Magnetar Hard Spectral Tails

TL;DR

This paper models the hard X-ray tails observed in magnetars using resonant Compton upscattering, showing how electron energies and viewing angles influence the spectral cut-offs and matching observed features.

Contribution

It introduces a new angle-dependent spectral model for magnetar hard X-ray tails based on advanced QED scattering formalism, accounting for electron energies and viewing geometries.

Findings

Electrons below 15 MeV produce emission below 250 keV, matching observed turnovers.

Higher energy electrons emit mainly below 1 MeV, with specific emission locales.
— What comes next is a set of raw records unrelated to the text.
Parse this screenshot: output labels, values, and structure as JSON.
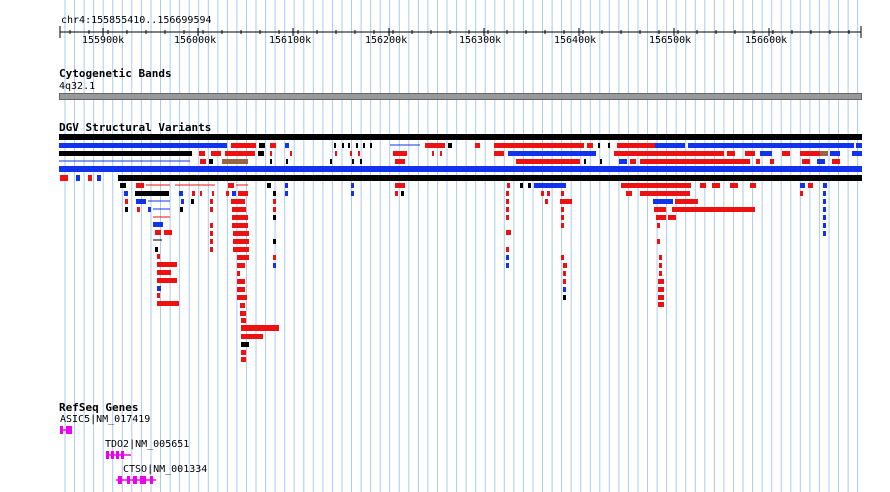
{
  "region": "chr4:155855410..156699594",
  "ruler": {
    "ticks": [
      "155900k",
      "156000k",
      "156100k",
      "156200k",
      "156300k",
      "156400k",
      "156500k",
      "156600k"
    ]
  },
  "tracks": {
    "cytoband": {
      "title": "Cytogenetic Bands",
      "band": "4q32.1"
    },
    "dgv": {
      "title": "DGV Structural Variants"
    },
    "refseq": {
      "title": "RefSeq Genes",
      "genes": [
        "ASIC5|NM_017419",
        "TDO2|NM_005651",
        "CTSO|NM_001334"
      ]
    }
  },
  "colors": {
    "gain": "#ee1111",
    "loss": "#1133ee",
    "both": "#000000",
    "inversion": "#996644",
    "gene": "#ee00ee",
    "grid": "#aaccee",
    "cytoband": "#999999"
  }
}
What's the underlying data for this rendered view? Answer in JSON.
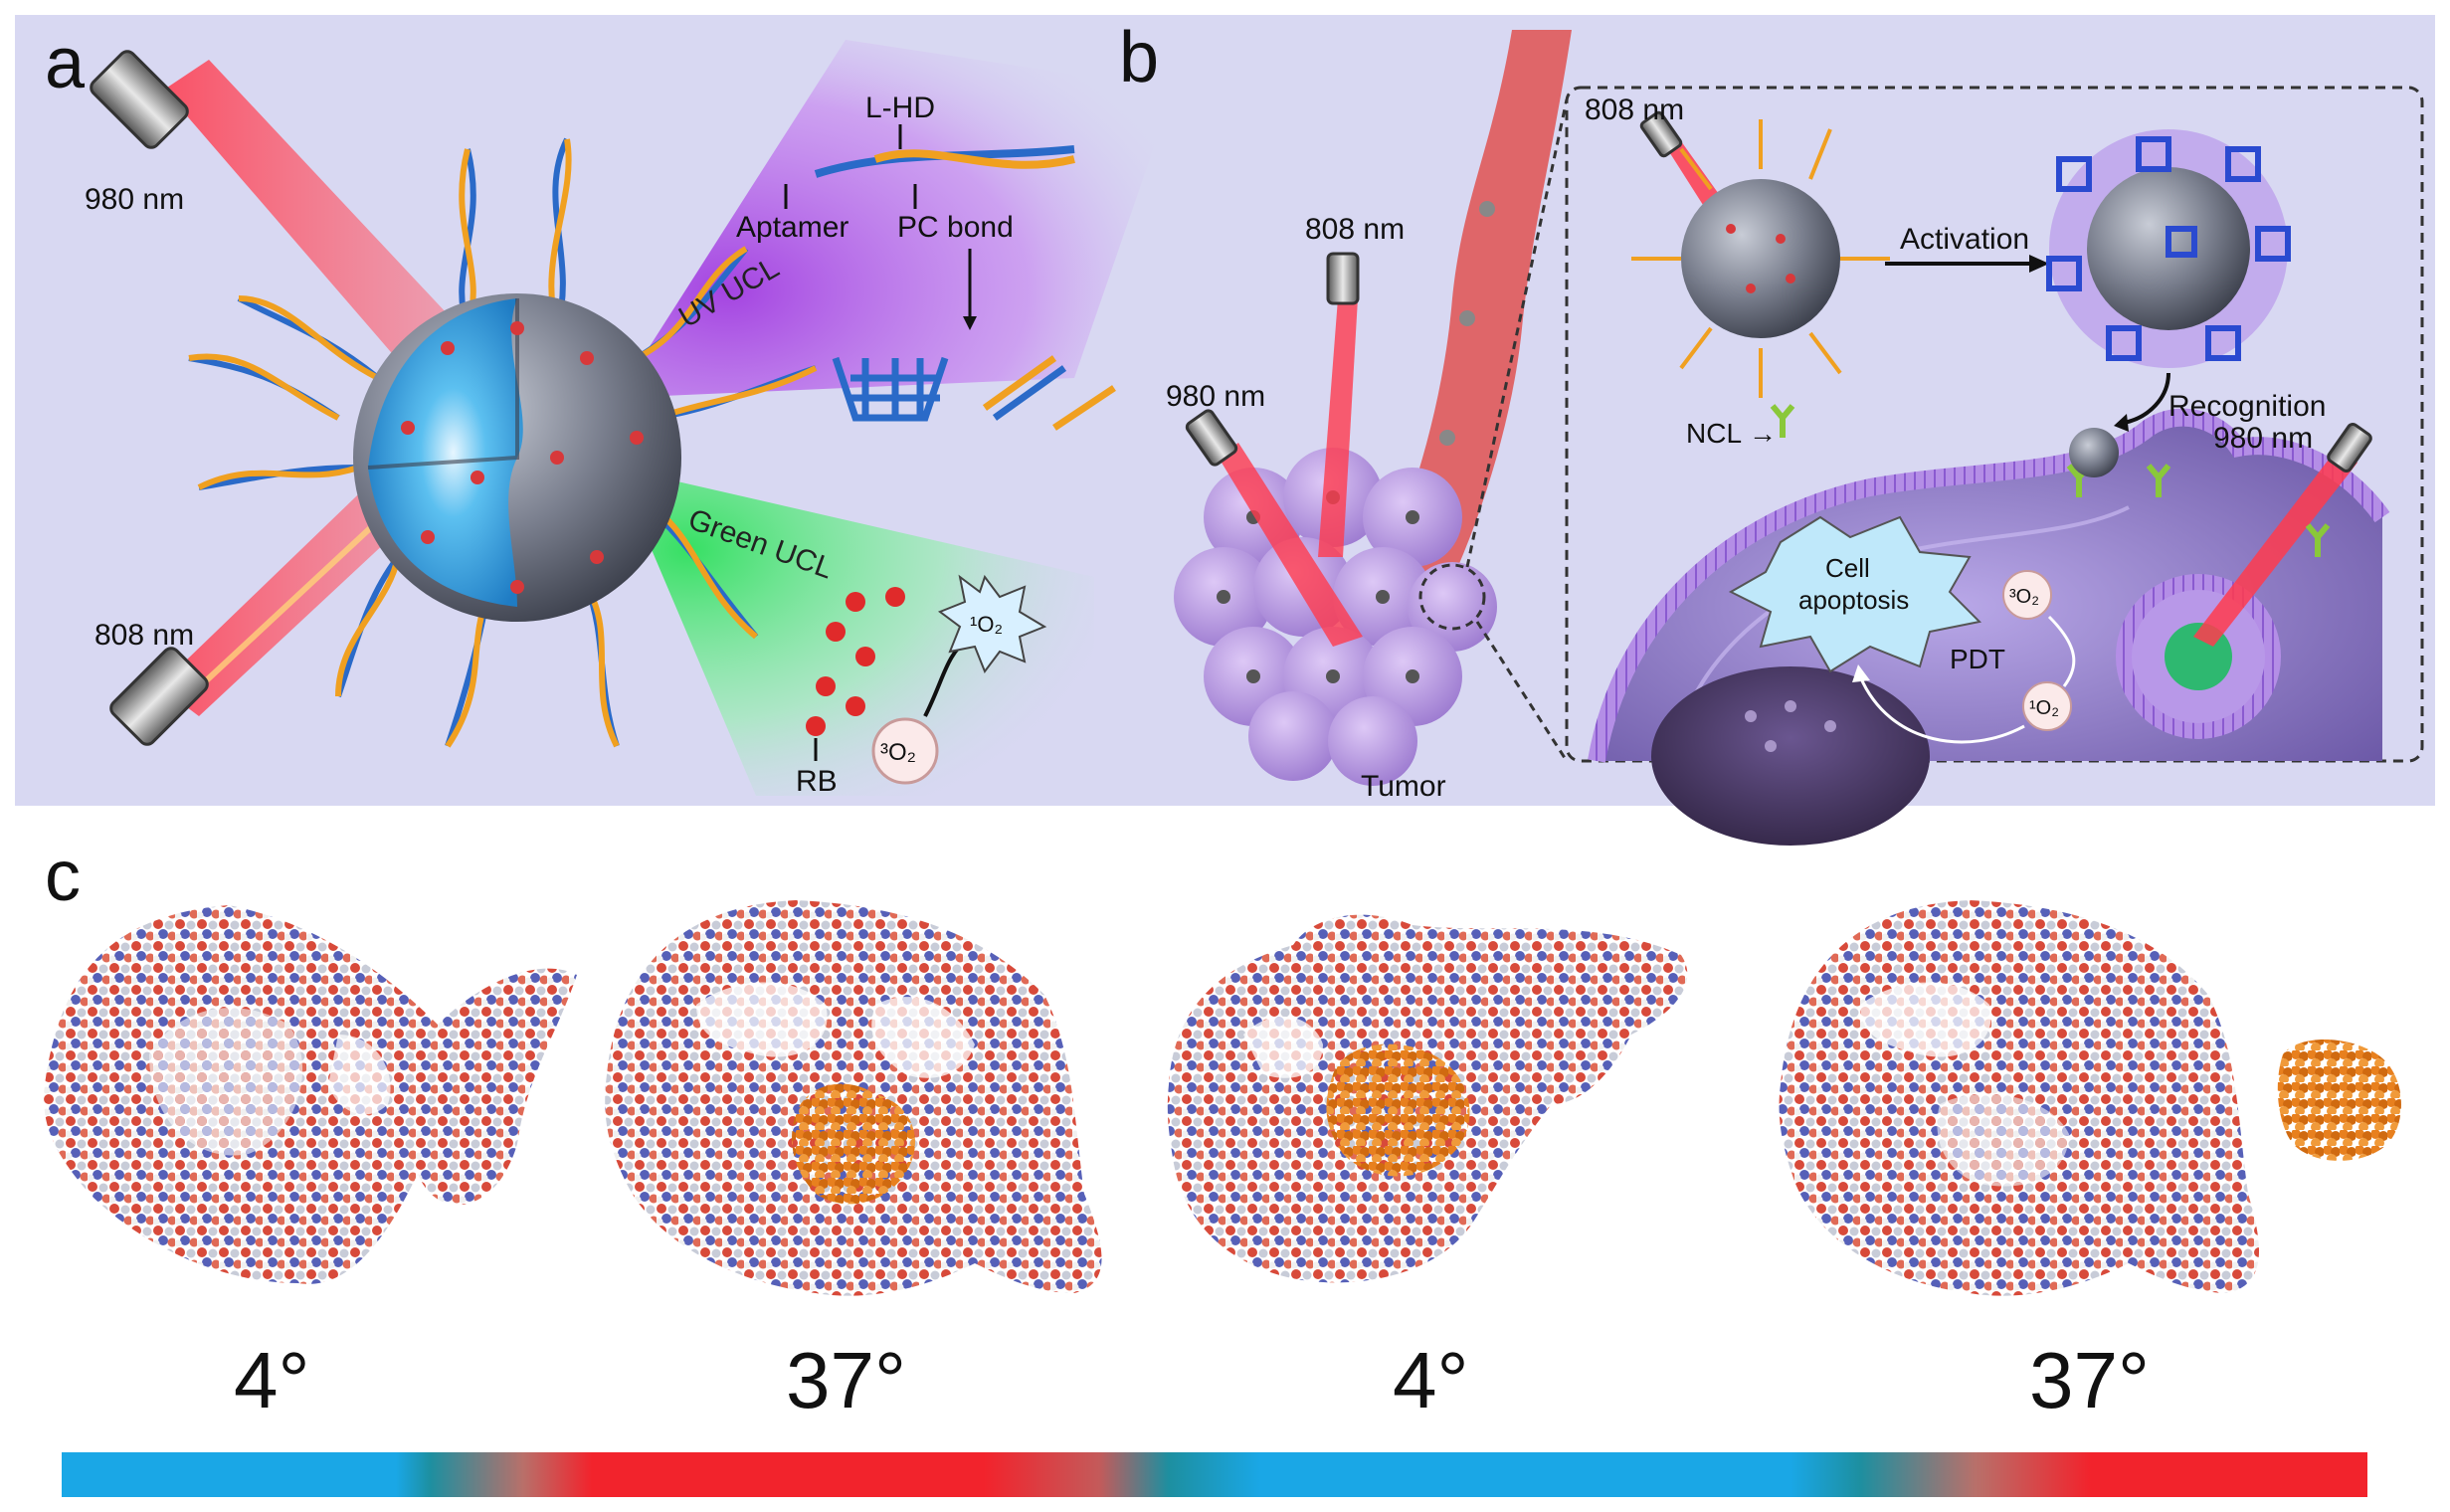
{
  "panel_a": {
    "letter": "a",
    "laser_980": "980 nm",
    "laser_808": "808 nm",
    "lhd": "L-HD",
    "aptamer": "Aptamer",
    "pc_bond": "PC bond",
    "uv_ucl": "UV UCL",
    "green_ucl": "Green UCL",
    "rb": "RB",
    "triplet_o2": "³O₂",
    "singlet_o2": "¹O₂"
  },
  "panel_b": {
    "letter": "b",
    "laser_808_left": "808 nm",
    "laser_980_left": "980 nm",
    "tumor": "Tumor",
    "laser_808_inset": "808 nm",
    "activation": "Activation",
    "recognition": "Recognition",
    "ncl": "NCL",
    "laser_980_inset": "980 nm",
    "cell_apoptosis_line1": "Cell",
    "cell_apoptosis_line2": "apoptosis",
    "pdt": "PDT",
    "triplet_o2": "³O₂",
    "singlet_o2": "¹O₂"
  },
  "panel_c": {
    "letter": "c",
    "temps": [
      "4°",
      "37°",
      "4°",
      "37°"
    ]
  },
  "colors": {
    "panel_bg": "#d8d8f2",
    "shell": "#6b7080",
    "core": "#3aa0e0",
    "laser": "#f23c4a",
    "uv_glow": "#b44be0",
    "green_glow": "#3ee06a",
    "cargo": "#e8801e",
    "scale_blue": "#1aa7e6",
    "scale_red": "#f2232c"
  }
}
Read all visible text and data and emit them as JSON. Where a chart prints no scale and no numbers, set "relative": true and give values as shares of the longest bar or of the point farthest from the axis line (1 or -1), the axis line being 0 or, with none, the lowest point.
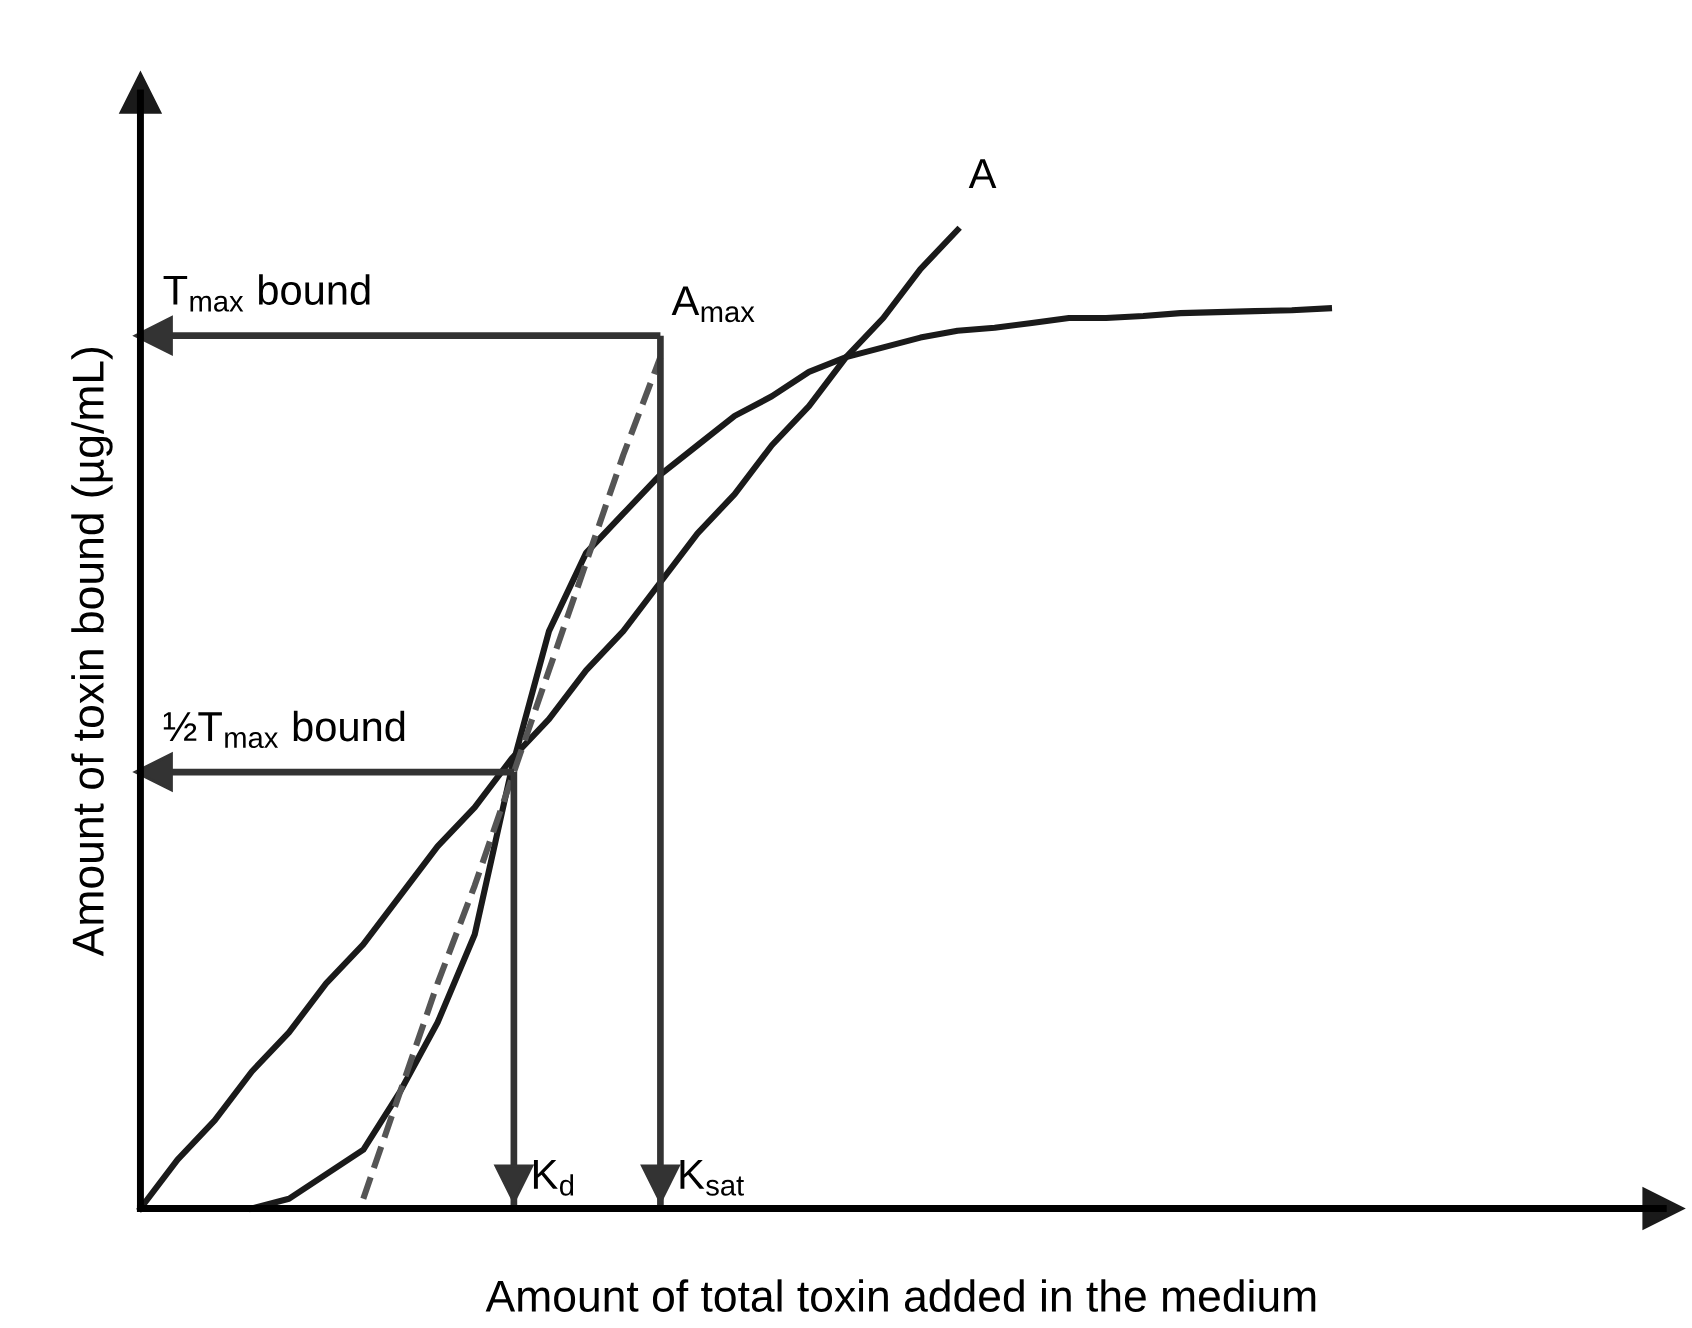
{
  "chart_data": {
    "type": "line",
    "relative": true,
    "xlabel": "Amount of total toxin added in the medium",
    "ylabel": "Amount of toxin bound (µg/mL)",
    "categories": [
      null,
      null,
      null,
      null,
      null,
      null,
      null,
      null,
      null,
      null,
      null,
      null,
      null,
      null,
      null,
      null,
      null,
      null,
      null,
      null,
      null,
      null,
      null,
      null,
      null,
      null,
      null,
      null,
      null,
      null,
      null,
      null,
      null,
      null,
      null,
      null,
      null,
      null,
      null,
      null,
      null,
      null
    ],
    "series": [
      {
        "color": "#1a1a1a",
        "line_style": "solid",
        "values": [
          null,
          null,
          null,
          0,
          0.01,
          0.035,
          0.06,
          0.12,
          0.19,
          0.28,
          0.45,
          0.59,
          0.67,
          0.71,
          0.75,
          0.78,
          0.81,
          0.83,
          0.855,
          0.87,
          0.88,
          0.89,
          0.897,
          0.9,
          0.905,
          0.91,
          0.91,
          0.912,
          0.915,
          0.916,
          0.917,
          0.918,
          0.92,
          null,
          null,
          null,
          null,
          null,
          null,
          null,
          null,
          null
        ]
      },
      {
        "name": "A",
        "color": "#1a1a1a",
        "line_style": "solid",
        "values": [
          0,
          0.05,
          0.09,
          0.14,
          0.18,
          0.23,
          0.27,
          0.32,
          0.37,
          0.41,
          0.46,
          0.5,
          0.55,
          0.59,
          0.64,
          0.69,
          0.73,
          0.78,
          0.82,
          0.87,
          0.91,
          0.96,
          1,
          null,
          null,
          null,
          null,
          null,
          null,
          null,
          null,
          null,
          null,
          null,
          null,
          null,
          null,
          null,
          null,
          null,
          null,
          null
        ]
      },
      {
        "name": "A$_{max}$",
        "color": "#555555",
        "line_style": "dashed",
        "values": [
          null,
          null,
          null,
          null,
          null,
          null,
          0.01,
          0.12,
          0.23,
          0.33,
          0.44,
          0.55,
          0.66,
          0.77,
          0.87,
          null,
          null,
          null,
          null,
          null,
          null,
          null,
          null,
          null,
          null,
          null,
          null,
          null,
          null,
          null,
          null,
          null,
          null,
          null,
          null,
          null,
          null,
          null,
          null,
          null,
          null,
          null
        ]
      }
    ],
    "ref_lines": [
      {
        "axis": "y",
        "value": 0.892,
        "label": "T$_{max}$ bound",
        "color": "#333333"
      },
      {
        "axis": "y",
        "value": 0.446,
        "label": "½T$_{max}$ bound",
        "color": "#333333"
      }
    ],
    "annotations": [
      "K$_{sat}$",
      "K$_{d}$"
    ]
  }
}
Spectral cut-offs depend critically on viewing angles and electron Lorentz factors.

Abstract

Pulsed non-thermal quiescent emission between 10 keV and around 150 keV has been observed in $\sim10$ magnetars. For inner magnetospheric models of such hard X-ray signals, resonant Compton upscattering of soft thermal photons from the neutron star surface is the most efficient radiative process. We present angle-dependent hard X-ray upscattering model spectra for uncooled monoenergetic relativistic electrons. The spectral cut-off energies are critically dependent on the observer viewing angles and electron Lorentz factor. We find that electrons with energies less than around 15 MeV will emit most of their radiation below 250 keV, consistent with the observed turnovers in magnetar hard X-ray tails. Moreover, electrons of higher energy still emit most of the radiation below around 1 MeV, except for quasi-equatorial emission locales for select pulses phases. Our spectral computations use new state-of-the-art, spin-dependent formalism for the QED Compton scattering cross section in strong magnetic fields.